I was raised as a Christian, low key but weekly church and we sang in the choir. Mr H was brought up with a similar background but probably ducked out earlier than me. In fact I met him at a Christian Arts Festival, he was there for the music and I was there for.... I'm not actually sure. I started going with my brother and sister in my teens, and I suppose we also went mainly for the music, and it was a 'safe' festival to go to. It was just something I did.
In my twenties, after I was married, I stopped going to church except at Christmas. Now I don't even go then because I don't want to be one of those people who only goes to church at Christmas.
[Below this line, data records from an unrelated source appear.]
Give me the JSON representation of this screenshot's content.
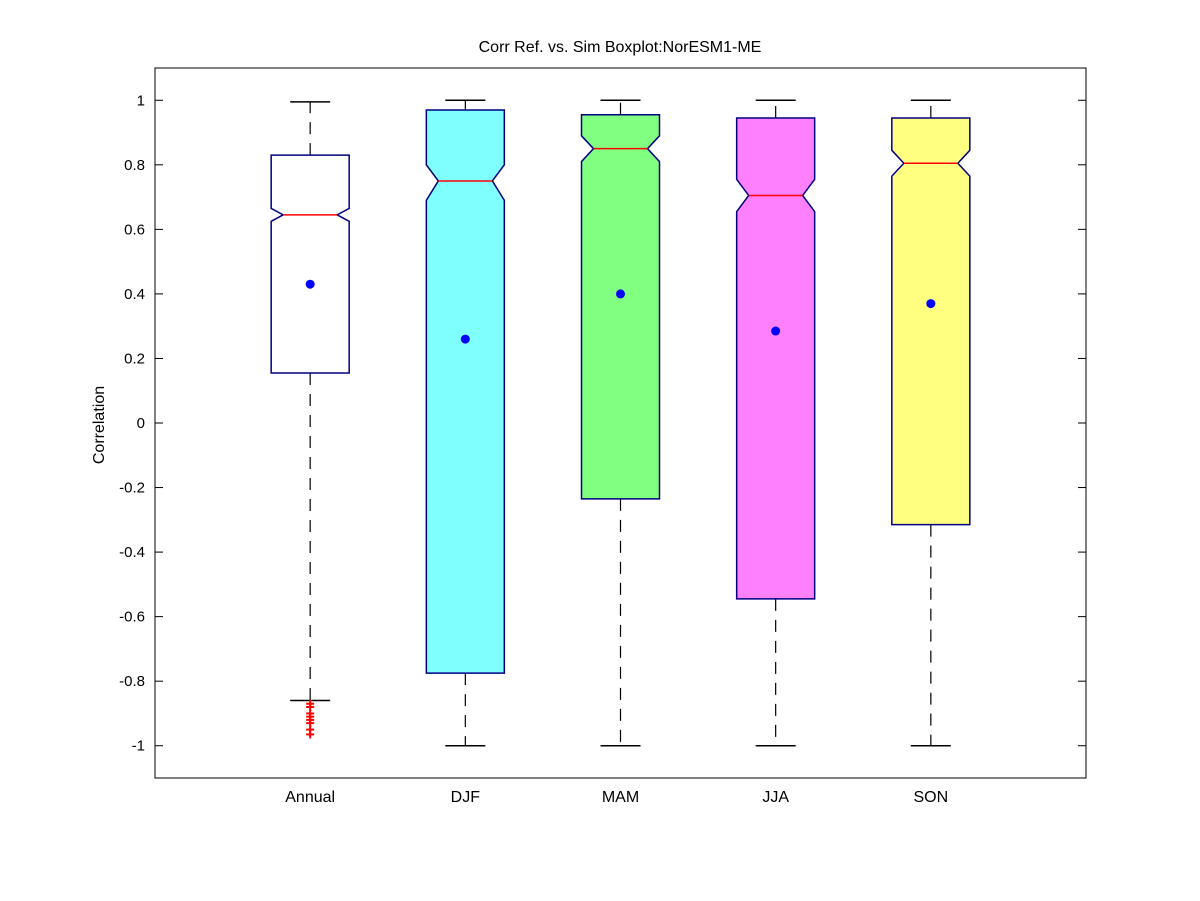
{
  "chart_data": {
    "type": "boxplot",
    "title": "Corr Ref. vs. Sim Boxplot:NorESM1-ME",
    "xlabel": "",
    "ylabel": "Correlation",
    "ylim": [
      -1.1,
      1.1
    ],
    "yticks": [
      -1,
      -0.8,
      -0.6,
      -0.4,
      -0.2,
      0,
      0.2,
      0.4,
      0.6,
      0.8,
      1
    ],
    "ytick_labels": [
      "-1",
      "-0.8",
      "-0.6",
      "-0.4",
      "-0.2",
      "0",
      "0.2",
      "0.4",
      "0.6",
      "0.8",
      "1"
    ],
    "categories": [
      "Annual",
      "DJF",
      "MAM",
      "JJA",
      "SON"
    ],
    "grid": false,
    "legend": "none",
    "boxes": [
      {
        "label": "Annual",
        "color": "#ffffff",
        "whisker_low": -0.86,
        "q1": 0.155,
        "median": 0.645,
        "q3": 0.83,
        "whisker_high": 0.995,
        "notch_low": 0.625,
        "notch_high": 0.665,
        "mean": 0.43,
        "outliers": [
          -0.87,
          -0.88,
          -0.9,
          -0.91,
          -0.92,
          -0.93,
          -0.95,
          -0.965
        ]
      },
      {
        "label": "DJF",
        "color": "#80ffff",
        "whisker_low": -1.0,
        "q1": -0.775,
        "median": 0.75,
        "q3": 0.97,
        "whisker_high": 1.0,
        "notch_low": 0.69,
        "notch_high": 0.8,
        "mean": 0.26,
        "outliers": []
      },
      {
        "label": "MAM",
        "color": "#80ff80",
        "whisker_low": -1.0,
        "q1": -0.235,
        "median": 0.85,
        "q3": 0.955,
        "whisker_high": 1.0,
        "notch_low": 0.81,
        "notch_high": 0.89,
        "mean": 0.4,
        "outliers": []
      },
      {
        "label": "JJA",
        "color": "#ff80ff",
        "whisker_low": -1.0,
        "q1": -0.545,
        "median": 0.705,
        "q3": 0.945,
        "whisker_high": 1.0,
        "notch_low": 0.655,
        "notch_high": 0.755,
        "mean": 0.285,
        "outliers": []
      },
      {
        "label": "SON",
        "color": "#ffff80",
        "whisker_low": -1.0,
        "q1": -0.315,
        "median": 0.805,
        "q3": 0.945,
        "whisker_high": 1.0,
        "notch_low": 0.765,
        "notch_high": 0.845,
        "mean": 0.37,
        "outliers": []
      }
    ],
    "colors": {
      "box_edge": "#000080",
      "median": "#ff0000",
      "mean": "#0000ff",
      "outlier": "#ff0000",
      "whisker": "#000000"
    }
  }
}
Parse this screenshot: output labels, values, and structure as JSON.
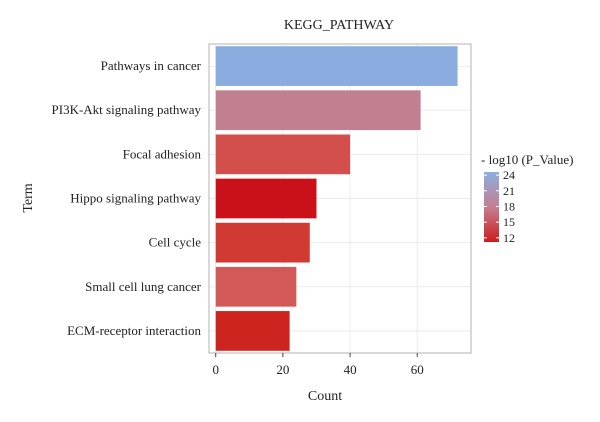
{
  "chart_data": {
    "type": "bar",
    "orientation": "horizontal",
    "title": "KEGG_PATHWAY",
    "xlabel": "Count",
    "ylabel": "Term",
    "xlim": [
      -2,
      76
    ],
    "xticks": [
      0,
      20,
      40,
      60
    ],
    "categories": [
      "Pathways in cancer",
      "PI3K-Akt signaling pathway",
      "Focal adhesion",
      "Hippo signaling pathway",
      "Cell cycle",
      "Small cell lung cancer",
      "ECM-receptor interaction"
    ],
    "values": [
      72,
      61,
      40,
      30,
      28,
      24,
      22
    ],
    "color_values": [
      24,
      18.5,
      14.5,
      12,
      13,
      15.5,
      12.5
    ],
    "colors": [
      "#8bacdf",
      "#c0808f",
      "#d24f4c",
      "#ca1018",
      "#d03a33",
      "#d35958",
      "#cd2420"
    ],
    "legend": {
      "title": "- log10 (P_Value)",
      "ticks": [
        24,
        21,
        18,
        15,
        12
      ],
      "range": [
        11.2,
        24.6
      ],
      "color_low": "#cc1c1c",
      "color_mid": "#c57e91",
      "color_high": "#8bafe0",
      "position": "right"
    },
    "grid": true
  }
}
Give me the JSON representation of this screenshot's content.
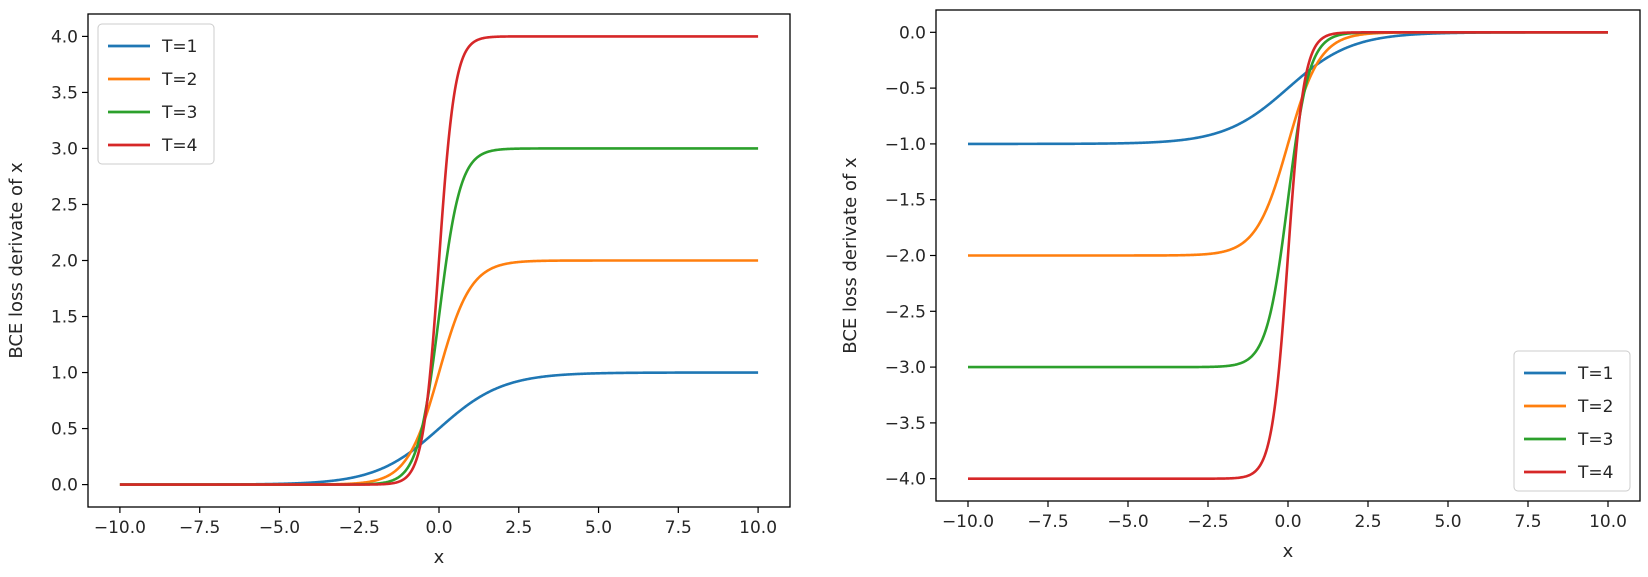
{
  "chart_data": [
    {
      "type": "line",
      "xlabel": "x",
      "ylabel": "BCE loss derivate of x",
      "xlim": [
        -11.0,
        11.0
      ],
      "ylim": [
        -0.2,
        4.2
      ],
      "x_ticks": [
        -10.0,
        -7.5,
        -5.0,
        -2.5,
        0.0,
        2.5,
        5.0,
        7.5,
        10.0
      ],
      "x_tick_labels": [
        "−10.0",
        "−7.5",
        "−5.0",
        "−2.5",
        "0.0",
        "2.5",
        "5.0",
        "7.5",
        "10.0"
      ],
      "y_ticks": [
        0.0,
        0.5,
        1.0,
        1.5,
        2.0,
        2.5,
        3.0,
        3.5,
        4.0
      ],
      "y_tick_labels": [
        "0.0",
        "0.5",
        "1.0",
        "1.5",
        "2.0",
        "2.5",
        "3.0",
        "3.5",
        "4.0"
      ],
      "legend_position": "top-left",
      "function": "T*sigmoid(T*x)",
      "x_range": [
        -10,
        10
      ],
      "series": [
        {
          "name": "T=1",
          "T": 1,
          "color": "#1f77b4"
        },
        {
          "name": "T=2",
          "T": 2,
          "color": "#ff7f0e"
        },
        {
          "name": "T=3",
          "T": 3,
          "color": "#2ca02c"
        },
        {
          "name": "T=4",
          "T": 4,
          "color": "#d62728"
        }
      ]
    },
    {
      "type": "line",
      "xlabel": "x",
      "ylabel": "BCE loss derivate of x",
      "xlim": [
        -11.0,
        11.0
      ],
      "ylim": [
        -4.2,
        0.2
      ],
      "x_ticks": [
        -10.0,
        -7.5,
        -5.0,
        -2.5,
        0.0,
        2.5,
        5.0,
        7.5,
        10.0
      ],
      "x_tick_labels": [
        "−10.0",
        "−7.5",
        "−5.0",
        "−2.5",
        "0.0",
        "2.5",
        "5.0",
        "7.5",
        "10.0"
      ],
      "y_ticks": [
        0.0,
        -0.5,
        -1.0,
        -1.5,
        -2.0,
        -2.5,
        -3.0,
        -3.5,
        -4.0
      ],
      "y_tick_labels": [
        "0.0",
        "−0.5",
        "−1.0",
        "−1.5",
        "−2.0",
        "−2.5",
        "−3.0",
        "−3.5",
        "−4.0"
      ],
      "legend_position": "bottom-right",
      "function": "T*(sigmoid(T*x)-1)",
      "x_range": [
        -10,
        10
      ],
      "series": [
        {
          "name": "T=1",
          "T": 1,
          "color": "#1f77b4"
        },
        {
          "name": "T=2",
          "T": 2,
          "color": "#ff7f0e"
        },
        {
          "name": "T=3",
          "T": 3,
          "color": "#2ca02c"
        },
        {
          "name": "T=4",
          "T": 4,
          "color": "#d62728"
        }
      ]
    }
  ]
}
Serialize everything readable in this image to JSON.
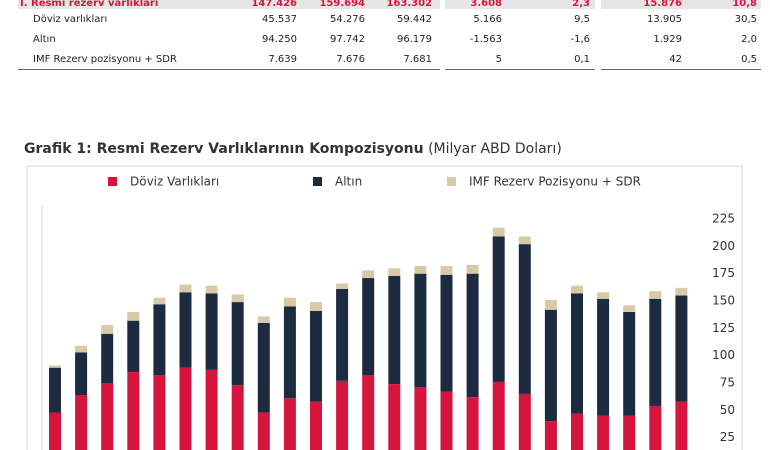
{
  "table": {
    "rows": [
      [
        "I. Resmi rezerv varlıkları",
        "147.426",
        "159.694",
        "163.302",
        "3.608",
        "2,3",
        "15.876",
        "10,8"
      ],
      [
        "Döviz varlıkları",
        "45.537",
        "54.276",
        "59.442",
        "5.166",
        "9,5",
        "13.905",
        "30,5"
      ],
      [
        "Altın",
        "94.250",
        "97.742",
        "96.179",
        "-1.563",
        "-1,6",
        "1.929",
        "2,0"
      ],
      [
        "IMF Rezerv pozisyonu + SDR",
        "7.639",
        "7.676",
        "7.681",
        "5",
        "0,1",
        "42",
        "0,5"
      ]
    ]
  },
  "chart_data": {
    "type": "stacked_bar",
    "title": "Grafik 1: Resmi Rezerv Varlıklarının Kompozisyonu",
    "subtitle": "(Milyar ABD Doları)",
    "series": [
      {
        "name": "Döviz Varlıkları",
        "color": "#d6153f",
        "values": [
          48,
          64,
          75,
          85,
          82,
          89,
          87,
          73,
          48,
          61,
          58,
          77,
          82,
          74,
          71,
          67,
          62,
          76,
          65,
          40,
          47,
          45,
          45,
          54,
          58
        ]
      },
      {
        "name": "Altın",
        "color": "#1c2b3f",
        "values": [
          41,
          39,
          45,
          47,
          65,
          69,
          70,
          76,
          82,
          84,
          83,
          84,
          89,
          99,
          104,
          107,
          113,
          133,
          137,
          102,
          110,
          107,
          95,
          98,
          97
        ]
      },
      {
        "name": "IMF Rezerv Pozisyonu + SDR",
        "color": "#d8c9a7",
        "values": [
          2,
          6,
          8,
          8,
          6,
          7,
          7,
          7,
          6,
          8,
          8,
          5,
          7,
          7,
          7,
          8,
          8,
          8,
          7,
          9,
          7,
          6,
          6,
          7,
          7
        ]
      }
    ],
    "ylim": [
      0,
      225
    ],
    "yticks": [
      25,
      50,
      75,
      100,
      125,
      150,
      175,
      200,
      225
    ]
  }
}
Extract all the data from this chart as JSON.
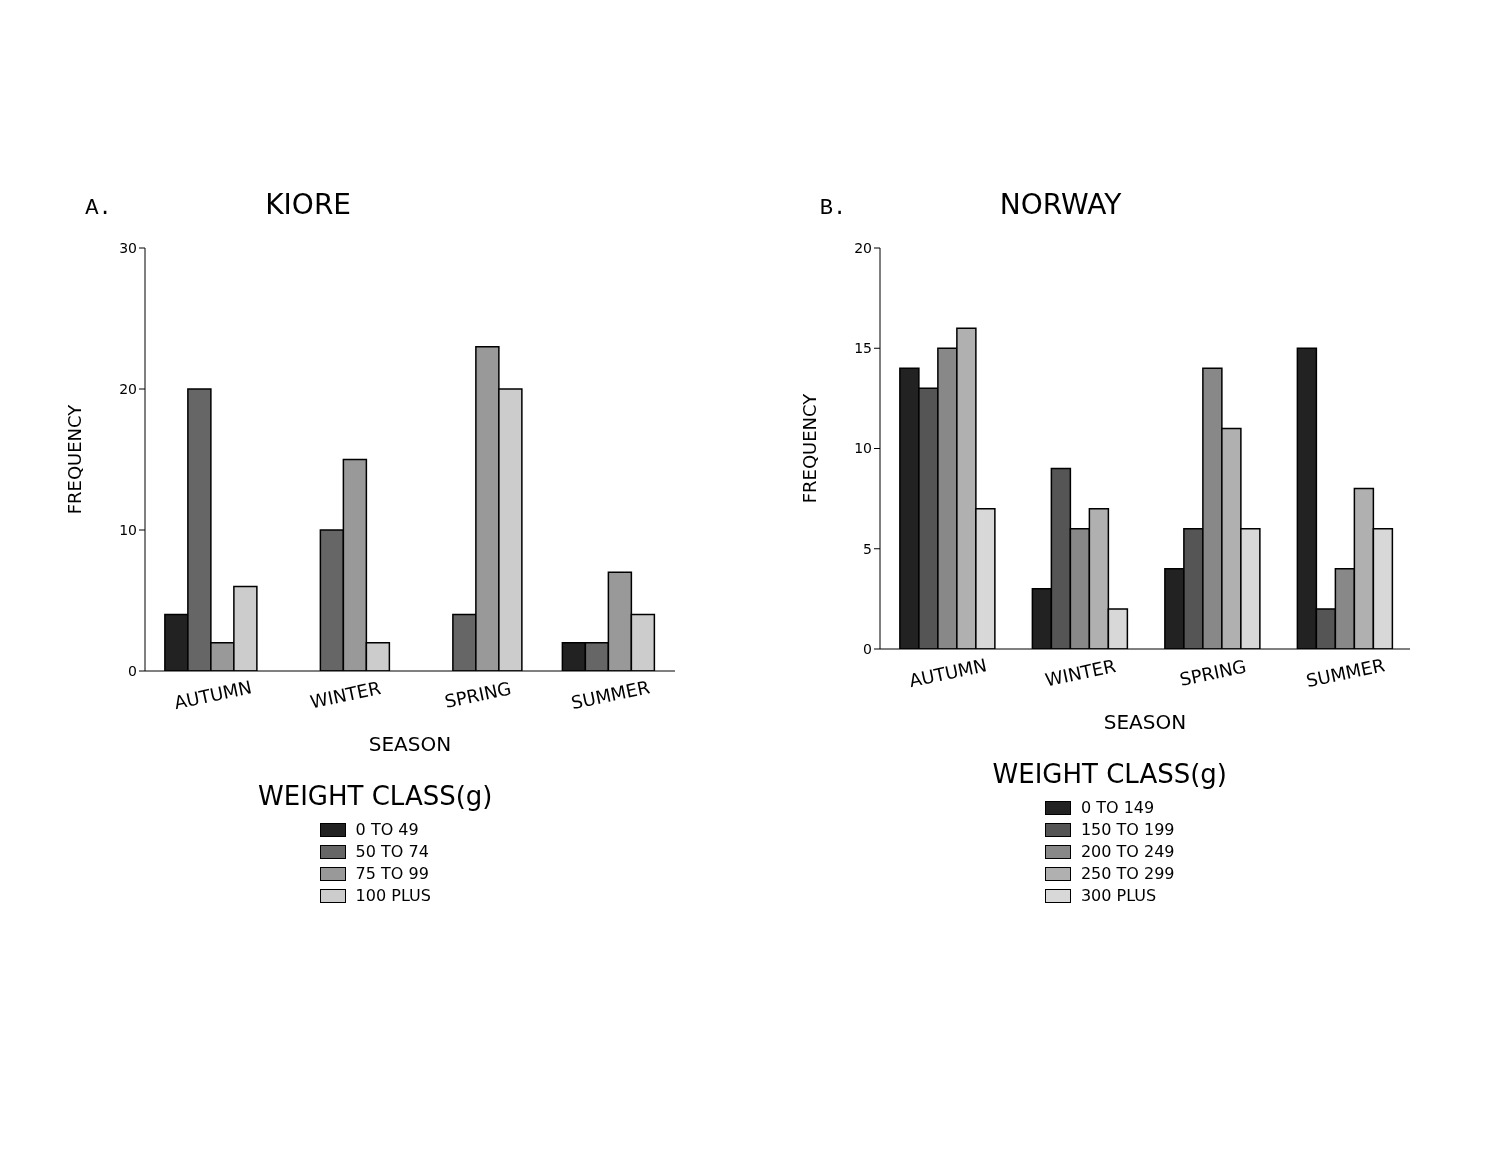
{
  "chart_data": [
    {
      "type": "bar",
      "title": "KIORE",
      "annotations": [
        "A."
      ],
      "xlabel": "SEASON",
      "ylabel": "FREQUENCY",
      "legend_title": "WEIGHT CLASS(g)",
      "legend": "bottom",
      "categories": [
        "AUTUMN",
        "WINTER",
        "SPRING",
        "SUMMER"
      ],
      "ylim": [
        0,
        30
      ],
      "yticks": [
        0,
        10,
        20,
        30
      ],
      "series": [
        {
          "name": "0 TO 49",
          "color": "#222222",
          "values": [
            4,
            0,
            0,
            2
          ]
        },
        {
          "name": "50 TO 74",
          "color": "#666666",
          "values": [
            20,
            10,
            4,
            2
          ]
        },
        {
          "name": "75 TO 99",
          "color": "#999999",
          "values": [
            2,
            15,
            23,
            7
          ]
        },
        {
          "name": "100 PLUS",
          "color": "#cccccc",
          "values": [
            6,
            2,
            20,
            4
          ]
        }
      ]
    },
    {
      "type": "bar",
      "title": "NORWAY",
      "annotations": [
        "B."
      ],
      "xlabel": "SEASON",
      "ylabel": "FREQUENCY",
      "legend_title": "WEIGHT CLASS(g)",
      "legend": "bottom",
      "categories": [
        "AUTUMN",
        "WINTER",
        "SPRING",
        "SUMMER"
      ],
      "ylim": [
        0,
        20
      ],
      "yticks": [
        0,
        5,
        10,
        15,
        20
      ],
      "series": [
        {
          "name": "0 TO 149",
          "color": "#222222",
          "values": [
            14,
            3,
            4,
            15
          ]
        },
        {
          "name": "150 TO 199",
          "color": "#555555",
          "values": [
            13,
            9,
            6,
            2
          ]
        },
        {
          "name": "200 TO 249",
          "color": "#888888",
          "values": [
            15,
            6,
            14,
            4
          ]
        },
        {
          "name": "250 TO 299",
          "color": "#b0b0b0",
          "values": [
            16,
            7,
            11,
            8
          ]
        },
        {
          "name": "300 PLUS",
          "color": "#d8d8d8",
          "values": [
            7,
            2,
            6,
            6
          ]
        }
      ]
    }
  ]
}
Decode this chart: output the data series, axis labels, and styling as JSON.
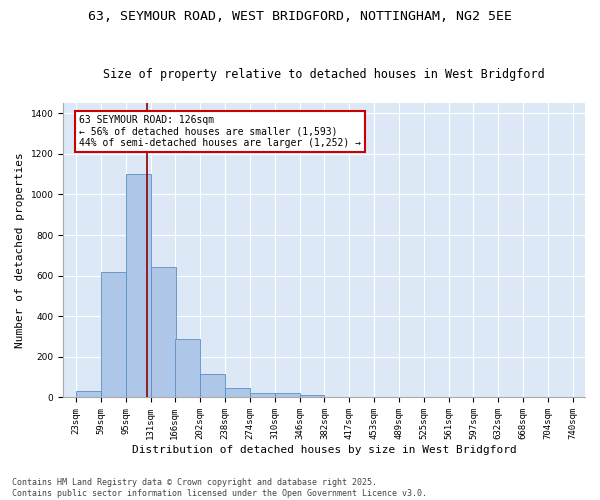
{
  "title_line1": "63, SEYMOUR ROAD, WEST BRIDGFORD, NOTTINGHAM, NG2 5EE",
  "title_line2": "Size of property relative to detached houses in West Bridgford",
  "xlabel": "Distribution of detached houses by size in West Bridgford",
  "ylabel": "Number of detached properties",
  "bin_labels": [
    "23sqm",
    "59sqm",
    "95sqm",
    "131sqm",
    "166sqm",
    "202sqm",
    "238sqm",
    "274sqm",
    "310sqm",
    "346sqm",
    "382sqm",
    "417sqm",
    "453sqm",
    "489sqm",
    "525sqm",
    "561sqm",
    "597sqm",
    "632sqm",
    "668sqm",
    "704sqm",
    "740sqm"
  ],
  "bar_heights": [
    30,
    620,
    1100,
    640,
    290,
    115,
    47,
    20,
    20,
    13,
    0,
    0,
    0,
    0,
    0,
    0,
    0,
    0,
    0,
    0
  ],
  "bar_color": "#aec6e8",
  "bar_edge_color": "#5a8fc2",
  "background_color": "#dce8f5",
  "grid_color": "#ffffff",
  "annotation_box_text": "63 SEYMOUR ROAD: 126sqm\n← 56% of detached houses are smaller (1,593)\n44% of semi-detached houses are larger (1,252) →",
  "red_line_x": 126,
  "ylim": [
    0,
    1450
  ],
  "yticks": [
    0,
    200,
    400,
    600,
    800,
    1000,
    1200,
    1400
  ],
  "bin_edges_sqm": [
    23,
    59,
    95,
    131,
    166,
    202,
    238,
    274,
    310,
    346,
    382,
    417,
    453,
    489,
    525,
    561,
    597,
    632,
    668,
    704,
    740
  ],
  "footer_text": "Contains HM Land Registry data © Crown copyright and database right 2025.\nContains public sector information licensed under the Open Government Licence v3.0.",
  "title1_fontsize": 9.5,
  "title2_fontsize": 8.5,
  "xlabel_fontsize": 8,
  "ylabel_fontsize": 8,
  "tick_fontsize": 6.5,
  "footer_fontsize": 6,
  "annot_fontsize": 7
}
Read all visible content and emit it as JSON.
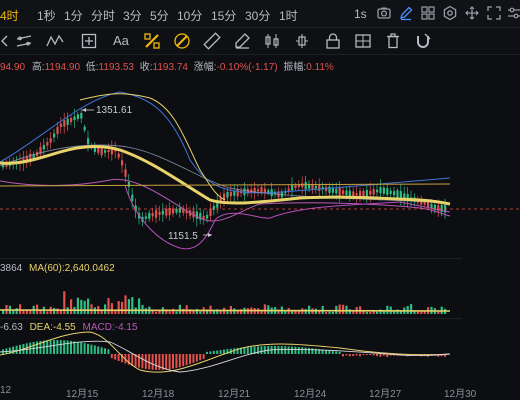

Mr H and I didn't have much in common with the people our age at church; instead we'd go out somewhere, to the sea or the forest, because we didn't believe that God's presence was restricted to a stone building. .
Over the last few years, both Mr H have realised separately that we're not really sure what we believe in.. Is that age? or education? or just that we've both become more questioning of things that were previously taken for granted?
Everyone believes that their religion is the 'right' one (although so many of them overlap), but now I don't know if it is. I feel a bit as though I was brought up being told that Ford was the only make of car, but no-one gave me the opportunity to test drive any of the other makes. I'm not saying I don't want a car at all but in this enlightened age who has the right to tell me it has to be a Ford. I also don't like the idea that the car manufacturer is responsible for everything, including filling the tank with fuel when required (if you can't keep up with the metaphor, I'm talking about taking responsibility for ourselves, our actions and what happens in our lives instead of relying on Somebody to sort it all for us).
Ford: "Any colour so long as it's black"
Today, as I considered for half a second that I might go to church, I checked myself. Why did I think I might go? I realised it was because I thought I ought to be thinking that I should go. Not a good reason.
Then I started thinking about the afterlife, eternal life, eternal damnation, and how some people spend their whole lives worrying about it. I realised that right here and now I'm not bothered about the afterlife, I'm quite satisfied with the present life. We think about the past and the future far too much as it is, and thinking beyond death too regularly seems to me to be.. well, odd. I suppose that the reason is that this earthly life is supposed to be just a stepping stone. But what if this turns out to be it? All of it? I'm not saying that everyone should go out and party and get hammered every night. I'm just saying that I prefer to make the most of the here and now,
And if when I die I get a shake of the head at Heaven's door, well I'll just have to take responsibility for that.